Cost of cancer treatment in general, and new targeted and immunotherapy in breast cancer, in particular, is a major issue in The Arab World. There has been an approval of several expensive novel agents for breast cancer in recent years. Although these treatments might be readily available in some high-income Arab countries, access to these medications and financial coverage by governmental and non-governmental insurance plans and agencies is limited in many others.

Cost and financial burden also play a role in the limitation of many other aspects of breast cancer care in the Arab world. One major example is genetic testing and counseling.

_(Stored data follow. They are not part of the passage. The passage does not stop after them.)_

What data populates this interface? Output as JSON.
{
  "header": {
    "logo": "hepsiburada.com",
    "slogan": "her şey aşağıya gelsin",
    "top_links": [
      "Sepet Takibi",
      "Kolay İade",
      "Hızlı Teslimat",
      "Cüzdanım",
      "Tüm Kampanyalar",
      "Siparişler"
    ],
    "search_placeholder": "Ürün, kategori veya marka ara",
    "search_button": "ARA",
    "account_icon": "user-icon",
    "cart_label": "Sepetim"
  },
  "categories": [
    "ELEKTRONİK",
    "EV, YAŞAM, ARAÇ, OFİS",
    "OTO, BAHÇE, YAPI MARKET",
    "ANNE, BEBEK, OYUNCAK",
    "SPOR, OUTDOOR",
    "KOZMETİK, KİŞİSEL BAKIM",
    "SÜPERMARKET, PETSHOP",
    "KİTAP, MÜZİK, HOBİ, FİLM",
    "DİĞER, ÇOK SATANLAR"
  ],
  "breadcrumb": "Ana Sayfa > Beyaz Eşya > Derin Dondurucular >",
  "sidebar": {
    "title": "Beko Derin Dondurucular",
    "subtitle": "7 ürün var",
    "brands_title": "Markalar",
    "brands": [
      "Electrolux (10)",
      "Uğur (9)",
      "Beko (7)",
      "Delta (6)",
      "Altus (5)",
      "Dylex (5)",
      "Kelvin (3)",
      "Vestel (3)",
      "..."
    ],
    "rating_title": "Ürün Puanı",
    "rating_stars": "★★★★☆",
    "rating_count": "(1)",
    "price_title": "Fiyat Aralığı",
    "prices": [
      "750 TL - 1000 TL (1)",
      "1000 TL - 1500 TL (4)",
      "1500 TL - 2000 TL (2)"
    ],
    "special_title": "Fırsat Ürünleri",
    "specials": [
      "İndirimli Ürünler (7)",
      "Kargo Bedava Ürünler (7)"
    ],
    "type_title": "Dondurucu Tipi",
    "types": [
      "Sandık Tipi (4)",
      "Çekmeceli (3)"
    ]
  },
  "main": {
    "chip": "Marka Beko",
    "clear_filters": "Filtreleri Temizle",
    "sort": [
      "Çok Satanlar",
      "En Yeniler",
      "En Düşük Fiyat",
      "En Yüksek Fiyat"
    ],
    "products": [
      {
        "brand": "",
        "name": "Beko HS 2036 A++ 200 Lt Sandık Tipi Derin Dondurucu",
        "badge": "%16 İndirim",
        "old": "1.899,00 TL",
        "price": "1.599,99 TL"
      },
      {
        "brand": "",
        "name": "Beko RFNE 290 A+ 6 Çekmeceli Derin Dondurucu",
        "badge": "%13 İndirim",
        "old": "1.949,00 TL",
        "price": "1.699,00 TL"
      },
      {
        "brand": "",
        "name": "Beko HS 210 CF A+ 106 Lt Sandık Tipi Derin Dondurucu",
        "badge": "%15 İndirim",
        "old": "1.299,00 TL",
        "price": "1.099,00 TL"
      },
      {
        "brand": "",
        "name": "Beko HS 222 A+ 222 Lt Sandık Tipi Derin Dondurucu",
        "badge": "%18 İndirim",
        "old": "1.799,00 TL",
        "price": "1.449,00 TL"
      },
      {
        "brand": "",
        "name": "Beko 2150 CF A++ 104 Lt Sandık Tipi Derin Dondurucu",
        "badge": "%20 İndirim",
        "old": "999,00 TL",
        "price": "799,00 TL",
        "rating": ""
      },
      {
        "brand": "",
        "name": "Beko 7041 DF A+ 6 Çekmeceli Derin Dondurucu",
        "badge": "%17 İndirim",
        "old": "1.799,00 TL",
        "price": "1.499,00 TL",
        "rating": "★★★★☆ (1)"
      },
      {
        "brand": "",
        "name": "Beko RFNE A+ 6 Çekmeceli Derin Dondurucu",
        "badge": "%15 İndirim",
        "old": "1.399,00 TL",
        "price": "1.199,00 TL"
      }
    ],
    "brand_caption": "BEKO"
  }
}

Almost 10–15% of breast cancers worldwide are thought to be inherited [45], and genetic testing for the most prevalent cancer genes such as BRCA1 and BRCA2 has become standard in many countries and is recommended by international guidelines [46]. However, this is not widely practiced or standardized in most Arab countries, reports from these areas are limited, and little is known about the role of these and other genetic mutations in Arab patients, although some reports suggest a higher prevalence in Arab women [47]. One report from Jordan, from a single institution’s experience, showed that about 14% of screened high-risk breast cancer patients had a deleterious mutation [48]. Two different studies in Tunisia showed contrasting variable results for BRCA1 testing in selected populations with a reported prevalence of 16% and 38% [49, 50]. Reports from Lebanon, Morocco, Egypt, and a few other countries have also shown variable results [51,52,53,54,55,56,57], likely reflecting variations in selection criteria for testing referrals, different testing techniques, and small numbers of patients enrolled [48]. This lack of standardized and universal testing contributes to limitations of proper screening and follow-up in patients and their family members, further leading to late diagnoses and advanced disease stage at presentation. Cost and financial burden are not the only factors contributing to inconsistent genetic testing and counseling in the Arab populations, however, with psycho-social aspects also playing a significant role in patient acceptance of testing, and sharing of results.

22.6 Unique Psycho-Social Aspects of Breast Cancer in the Arab World

Unfortunately, even in this time and age, cancer in general and breast cancer, in particular, is associated with significant social stigmatization in many countries and societies in the Arab world, regardless of socio-economic and educational development in these countries. Women diagnosed with breast cancer often describe a feeling of shame or guilt, and fear of being blamed for having cancer, as at times, it is regarded as a sign of punishment for undisclosed sins [8]. In addition, there is added stress of fearing they can pass their illness to their daughters, or that the females in the family are considered potentially diseased, and thus decreasing their chances of future marriage. This is more pronounced in less urban parts of the Arab world where arranged marriages and consanguinity are still a significant part of these societies. Light has been shed on these issues in several different reports from the area [58,59,60,61,62,63,64]. The importance of this particular aspect stems from the fact that this leads many women to conceal their illness, delay seeking medical advice, and delay treatment despite active symptoms and this results in late presentations and more advanced disease stages at the time of diagnosis. In addition, this is an important factor hampering the progress of national efforts for the promotion and implementation of screening programs. Much progress has been made over the past few years in awareness campaigns in many parts of the Arab world, and much more is still needed.

22.7 Conclusion and Future Directions

Breast cancer is the most common cancer diagnosed among women worldwide as well as in Arab countries. More advanced-stage and younger age at presentations are common features in the region. Resources and staff availability are quite variable. Opportunities exist to up-scale the quality of care provided and that should reflect positively on treatment outcomes.